Obama’s pronouncements set the U.S. media into a fact-checking frenzy. What about the 42,100 jobs that could result from the economic development—3,900 construction jobs, with tens of thousands more resulting from the ripple effect—over the one to two years it would take to build the pipeline?
The discrepancy seems to be on what one’s definition of “job” is. Is it a two-year construction job that leaves someone out of work once the pipeline is built? Is it a rash of services such as sandwich joints to feed those hungry workers? Or should only the ones that would provide long-term employment be counted among the benefits of such an enormous project?
The executive summary of the State Department’s preliminary environmental assessment report, released on March 1, did indeed put the number at “35 permanent and 15 temporary jobs, primarily for routine inspections, maintenance, and repairs,” and added, “Based on this estimate, routine operation of the proposed pipeline would have negligible socioeconomic impacts.”

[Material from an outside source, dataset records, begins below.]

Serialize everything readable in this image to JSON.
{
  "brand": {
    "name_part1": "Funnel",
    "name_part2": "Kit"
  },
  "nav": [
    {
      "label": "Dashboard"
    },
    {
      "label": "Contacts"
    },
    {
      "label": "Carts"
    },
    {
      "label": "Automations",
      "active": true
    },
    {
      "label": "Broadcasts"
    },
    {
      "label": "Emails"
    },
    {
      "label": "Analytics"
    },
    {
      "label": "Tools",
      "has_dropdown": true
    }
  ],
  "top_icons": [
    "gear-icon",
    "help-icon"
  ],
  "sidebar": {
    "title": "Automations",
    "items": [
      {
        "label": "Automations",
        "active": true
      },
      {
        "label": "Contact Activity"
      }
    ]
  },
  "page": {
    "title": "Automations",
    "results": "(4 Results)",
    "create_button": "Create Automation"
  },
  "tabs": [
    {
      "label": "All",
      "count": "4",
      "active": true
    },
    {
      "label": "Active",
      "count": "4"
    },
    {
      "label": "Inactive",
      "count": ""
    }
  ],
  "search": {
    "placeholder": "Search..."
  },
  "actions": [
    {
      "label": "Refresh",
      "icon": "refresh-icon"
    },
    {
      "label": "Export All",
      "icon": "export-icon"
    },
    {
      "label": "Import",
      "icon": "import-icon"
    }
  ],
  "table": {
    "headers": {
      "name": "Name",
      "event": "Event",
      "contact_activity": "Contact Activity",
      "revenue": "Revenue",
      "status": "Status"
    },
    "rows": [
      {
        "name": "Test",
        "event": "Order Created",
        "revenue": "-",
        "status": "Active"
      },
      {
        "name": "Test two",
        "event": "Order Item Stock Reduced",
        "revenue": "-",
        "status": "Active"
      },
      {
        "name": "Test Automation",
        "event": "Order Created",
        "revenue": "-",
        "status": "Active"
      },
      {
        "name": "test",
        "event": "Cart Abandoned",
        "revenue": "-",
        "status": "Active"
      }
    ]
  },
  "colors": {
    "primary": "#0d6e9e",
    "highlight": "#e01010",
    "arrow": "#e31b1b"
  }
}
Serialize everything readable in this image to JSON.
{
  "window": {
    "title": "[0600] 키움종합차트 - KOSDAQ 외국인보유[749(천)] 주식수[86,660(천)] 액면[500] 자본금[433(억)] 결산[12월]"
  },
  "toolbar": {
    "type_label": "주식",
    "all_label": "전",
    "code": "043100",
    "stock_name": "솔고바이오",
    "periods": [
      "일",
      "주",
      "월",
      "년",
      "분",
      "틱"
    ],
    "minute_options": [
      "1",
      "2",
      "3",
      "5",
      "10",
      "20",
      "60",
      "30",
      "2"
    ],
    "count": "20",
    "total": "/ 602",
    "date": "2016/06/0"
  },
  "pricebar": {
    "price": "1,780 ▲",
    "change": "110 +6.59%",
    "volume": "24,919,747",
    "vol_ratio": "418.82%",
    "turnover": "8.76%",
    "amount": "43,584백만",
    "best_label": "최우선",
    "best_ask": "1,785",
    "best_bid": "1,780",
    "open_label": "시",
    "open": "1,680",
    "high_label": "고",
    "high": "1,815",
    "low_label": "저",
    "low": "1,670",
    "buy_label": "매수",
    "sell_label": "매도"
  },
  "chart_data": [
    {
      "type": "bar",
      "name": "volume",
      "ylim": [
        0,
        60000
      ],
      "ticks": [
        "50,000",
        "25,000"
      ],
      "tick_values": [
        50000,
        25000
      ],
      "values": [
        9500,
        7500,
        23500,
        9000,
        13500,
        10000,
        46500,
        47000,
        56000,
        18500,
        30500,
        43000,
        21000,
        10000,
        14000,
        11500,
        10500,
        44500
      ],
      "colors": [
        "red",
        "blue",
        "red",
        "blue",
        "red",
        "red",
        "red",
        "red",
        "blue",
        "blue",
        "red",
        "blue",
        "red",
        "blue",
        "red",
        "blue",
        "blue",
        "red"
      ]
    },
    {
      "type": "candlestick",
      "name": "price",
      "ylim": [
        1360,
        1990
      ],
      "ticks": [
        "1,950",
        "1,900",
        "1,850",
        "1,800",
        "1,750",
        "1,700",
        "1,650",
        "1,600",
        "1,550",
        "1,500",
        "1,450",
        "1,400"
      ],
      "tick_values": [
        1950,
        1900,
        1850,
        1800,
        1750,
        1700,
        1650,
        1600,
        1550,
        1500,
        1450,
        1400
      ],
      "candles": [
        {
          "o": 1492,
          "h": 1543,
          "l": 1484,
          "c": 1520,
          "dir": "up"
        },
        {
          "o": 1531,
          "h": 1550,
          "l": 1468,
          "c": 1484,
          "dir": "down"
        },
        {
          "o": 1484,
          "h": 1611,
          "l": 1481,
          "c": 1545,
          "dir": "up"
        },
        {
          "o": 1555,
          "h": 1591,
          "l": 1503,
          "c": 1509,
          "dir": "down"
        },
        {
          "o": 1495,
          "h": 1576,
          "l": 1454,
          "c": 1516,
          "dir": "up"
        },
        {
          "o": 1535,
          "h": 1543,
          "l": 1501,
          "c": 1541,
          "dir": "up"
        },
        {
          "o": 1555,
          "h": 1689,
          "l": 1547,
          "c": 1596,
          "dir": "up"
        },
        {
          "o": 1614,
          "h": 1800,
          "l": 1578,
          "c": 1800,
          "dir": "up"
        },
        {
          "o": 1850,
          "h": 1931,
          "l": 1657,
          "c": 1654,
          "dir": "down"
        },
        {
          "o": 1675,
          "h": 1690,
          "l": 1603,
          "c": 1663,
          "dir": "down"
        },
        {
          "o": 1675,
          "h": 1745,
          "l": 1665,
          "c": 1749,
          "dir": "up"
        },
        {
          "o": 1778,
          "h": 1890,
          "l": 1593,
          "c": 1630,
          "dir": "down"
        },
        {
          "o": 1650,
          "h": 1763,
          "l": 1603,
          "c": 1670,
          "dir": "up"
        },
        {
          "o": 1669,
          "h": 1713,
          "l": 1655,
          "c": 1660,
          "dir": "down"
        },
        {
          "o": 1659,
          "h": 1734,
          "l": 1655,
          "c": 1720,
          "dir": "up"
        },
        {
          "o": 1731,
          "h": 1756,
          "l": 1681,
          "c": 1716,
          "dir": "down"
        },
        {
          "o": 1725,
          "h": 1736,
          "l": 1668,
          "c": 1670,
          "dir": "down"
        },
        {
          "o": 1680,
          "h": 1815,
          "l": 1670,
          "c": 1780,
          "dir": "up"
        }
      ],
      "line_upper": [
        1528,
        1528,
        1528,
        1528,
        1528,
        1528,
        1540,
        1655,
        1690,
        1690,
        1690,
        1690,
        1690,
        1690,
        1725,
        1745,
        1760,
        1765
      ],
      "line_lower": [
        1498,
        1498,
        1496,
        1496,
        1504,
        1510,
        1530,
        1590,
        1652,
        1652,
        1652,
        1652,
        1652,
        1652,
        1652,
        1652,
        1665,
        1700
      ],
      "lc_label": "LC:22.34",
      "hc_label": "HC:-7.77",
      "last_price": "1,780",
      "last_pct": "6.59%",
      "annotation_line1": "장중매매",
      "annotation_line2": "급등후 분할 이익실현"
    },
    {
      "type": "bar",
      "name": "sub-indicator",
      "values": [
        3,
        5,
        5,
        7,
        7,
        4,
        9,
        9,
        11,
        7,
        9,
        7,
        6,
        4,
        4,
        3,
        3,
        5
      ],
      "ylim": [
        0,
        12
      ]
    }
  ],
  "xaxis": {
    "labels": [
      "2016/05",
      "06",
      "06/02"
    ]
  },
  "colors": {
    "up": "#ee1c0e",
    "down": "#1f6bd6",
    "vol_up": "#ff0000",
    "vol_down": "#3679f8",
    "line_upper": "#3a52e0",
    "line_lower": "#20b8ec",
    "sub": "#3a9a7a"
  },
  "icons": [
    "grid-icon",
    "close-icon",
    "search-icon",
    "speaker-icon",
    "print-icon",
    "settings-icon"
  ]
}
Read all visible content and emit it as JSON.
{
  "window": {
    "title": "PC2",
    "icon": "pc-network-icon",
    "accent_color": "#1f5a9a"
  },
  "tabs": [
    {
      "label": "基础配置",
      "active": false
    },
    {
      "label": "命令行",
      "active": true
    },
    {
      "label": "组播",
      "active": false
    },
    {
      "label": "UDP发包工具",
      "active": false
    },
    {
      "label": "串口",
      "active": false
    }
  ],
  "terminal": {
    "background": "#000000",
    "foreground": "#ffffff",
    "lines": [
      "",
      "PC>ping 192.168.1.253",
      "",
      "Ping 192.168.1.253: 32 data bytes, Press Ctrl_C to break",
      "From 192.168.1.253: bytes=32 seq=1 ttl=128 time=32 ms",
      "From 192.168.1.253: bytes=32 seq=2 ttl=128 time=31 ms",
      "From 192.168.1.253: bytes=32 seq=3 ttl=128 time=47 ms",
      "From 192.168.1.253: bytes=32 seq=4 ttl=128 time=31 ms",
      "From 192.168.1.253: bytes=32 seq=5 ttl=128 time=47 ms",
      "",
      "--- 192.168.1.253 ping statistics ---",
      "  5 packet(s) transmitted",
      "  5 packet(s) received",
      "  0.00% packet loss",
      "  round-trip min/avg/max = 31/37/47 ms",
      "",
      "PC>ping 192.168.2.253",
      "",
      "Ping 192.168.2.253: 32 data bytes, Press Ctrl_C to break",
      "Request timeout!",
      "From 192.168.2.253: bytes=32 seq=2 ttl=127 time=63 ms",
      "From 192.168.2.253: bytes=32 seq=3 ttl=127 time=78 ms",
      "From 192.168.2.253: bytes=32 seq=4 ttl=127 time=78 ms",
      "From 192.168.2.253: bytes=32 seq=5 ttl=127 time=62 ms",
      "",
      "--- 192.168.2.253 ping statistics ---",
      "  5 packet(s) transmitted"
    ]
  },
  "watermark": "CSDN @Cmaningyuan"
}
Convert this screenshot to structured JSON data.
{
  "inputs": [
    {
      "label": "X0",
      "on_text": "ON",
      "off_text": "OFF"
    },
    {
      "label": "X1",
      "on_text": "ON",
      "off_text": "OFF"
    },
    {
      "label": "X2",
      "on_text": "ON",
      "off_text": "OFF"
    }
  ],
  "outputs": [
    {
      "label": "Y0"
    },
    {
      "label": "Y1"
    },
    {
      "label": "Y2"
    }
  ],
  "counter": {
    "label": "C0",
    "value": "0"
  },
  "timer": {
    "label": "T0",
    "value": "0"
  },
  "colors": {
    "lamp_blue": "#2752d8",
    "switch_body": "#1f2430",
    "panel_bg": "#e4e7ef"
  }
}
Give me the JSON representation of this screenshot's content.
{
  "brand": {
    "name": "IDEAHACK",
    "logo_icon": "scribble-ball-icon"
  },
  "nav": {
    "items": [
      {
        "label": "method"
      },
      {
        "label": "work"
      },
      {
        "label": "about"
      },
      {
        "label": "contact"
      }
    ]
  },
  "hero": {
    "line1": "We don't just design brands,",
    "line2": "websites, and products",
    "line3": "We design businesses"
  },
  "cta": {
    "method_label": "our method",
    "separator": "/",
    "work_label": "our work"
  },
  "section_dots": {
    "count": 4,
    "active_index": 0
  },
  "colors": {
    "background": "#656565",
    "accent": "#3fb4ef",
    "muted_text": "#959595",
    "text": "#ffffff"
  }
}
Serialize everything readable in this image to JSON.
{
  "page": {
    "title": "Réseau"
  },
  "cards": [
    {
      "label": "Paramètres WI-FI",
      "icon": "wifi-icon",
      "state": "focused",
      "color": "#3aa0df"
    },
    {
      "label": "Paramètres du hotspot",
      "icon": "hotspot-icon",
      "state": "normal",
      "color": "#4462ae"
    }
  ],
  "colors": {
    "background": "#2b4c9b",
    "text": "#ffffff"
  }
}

Those temporary construction jobs and ripple-effect economic development—which economists admit is going to be a fuzzy estimate no matter what, until it materializes or doesn’t—count as jobs to those who would like the pipeline to go forward. For the opponents, it is not enough to build economic development hopes on, especially since, as Obama also pointed out in The New York Times interview, the oil won’t necessarily directly benefit the U.S. economy.
“So what we also know is, is that that oil is going to be piped down to the Gulf to be sold on the world oil markets, so it does not bring down gas prices here in the United States,” he said. “In fact, it might actually cause some gas prices in the Midwest to go up where currently they can’t ship some of that oil to world markets.”
Nevertheless, the numbers alone, regardless of what they represented, were enough to cause major media outlets to cry foul.
“The president correctly characterized the project's overall effect on U.S. employment but underestimated the number of jobs it would create,” the Associated Press said in its fact-check analysis.
“When we had looked at this before, we concluded that all such estimates are subject to guesswork, but the most mainstream estimate appeared to come from the State Department—5,000 to 6,000 construction jobs per year,” the Washington Post said in its parallel analysis, quoting earlier State Department figures. “Interestingly TransCanada, which would build the pipeline, had a very similar estimate for the two-year project—13,000 jobs, or 6,500 per year.”
Even more interesting may be something the Post did not touch on: Environmental Resources Management Inc. (ERM), one of the firms hired to conduct the State Department’s environmental assessment, has close ties with TransCanada on another pipeline project, according to the watchdog group Friends of the Earth. Moreover, ERM and its subsidiary Oasis Environmental are directly involved with several oil sands companies, according to Environment News Service.
“Friends of the Earth’s review of Environmental Resources Management’s business connections found that, in fact, ERM and TransCanada have worked together at least since 2011 on another pipeline—the Alaska Pipeline Project, a partnership between ExxonMobil and TransCanada designed to connect Alaska’s North Slope natural gas resources to new markets,” Environment News Service reported on July 11.
“In fact, ERM’s own publicly available documents show that the firm has business with over a dozen companies with operating stakes in the Alberta tar sands,” Friends of the Earth noted in its report, according to the news service.
In the end, Obama brought his own place in the discussion back to carbon release and greenhouse gases, as he had earlier in the year at a speech on climate change.
“There is a potential benefit for us integrating further with a reliable ally to the north our energy supplies,” Obama said of partnering with Canada for energy needs. “But I meant what I said; I'm going to evaluate this based on whether or not this is going to significantly contribute to carbon in our atmosphere. And there is no doubt that Canada at the source in those tar sands could potentially be doing more to mitigate carbon release.”
Canada notoriously pulled out of the greenhouse-gas-limiting Kyoto Protocol at the end of 2011 during climate-change talks in Durban.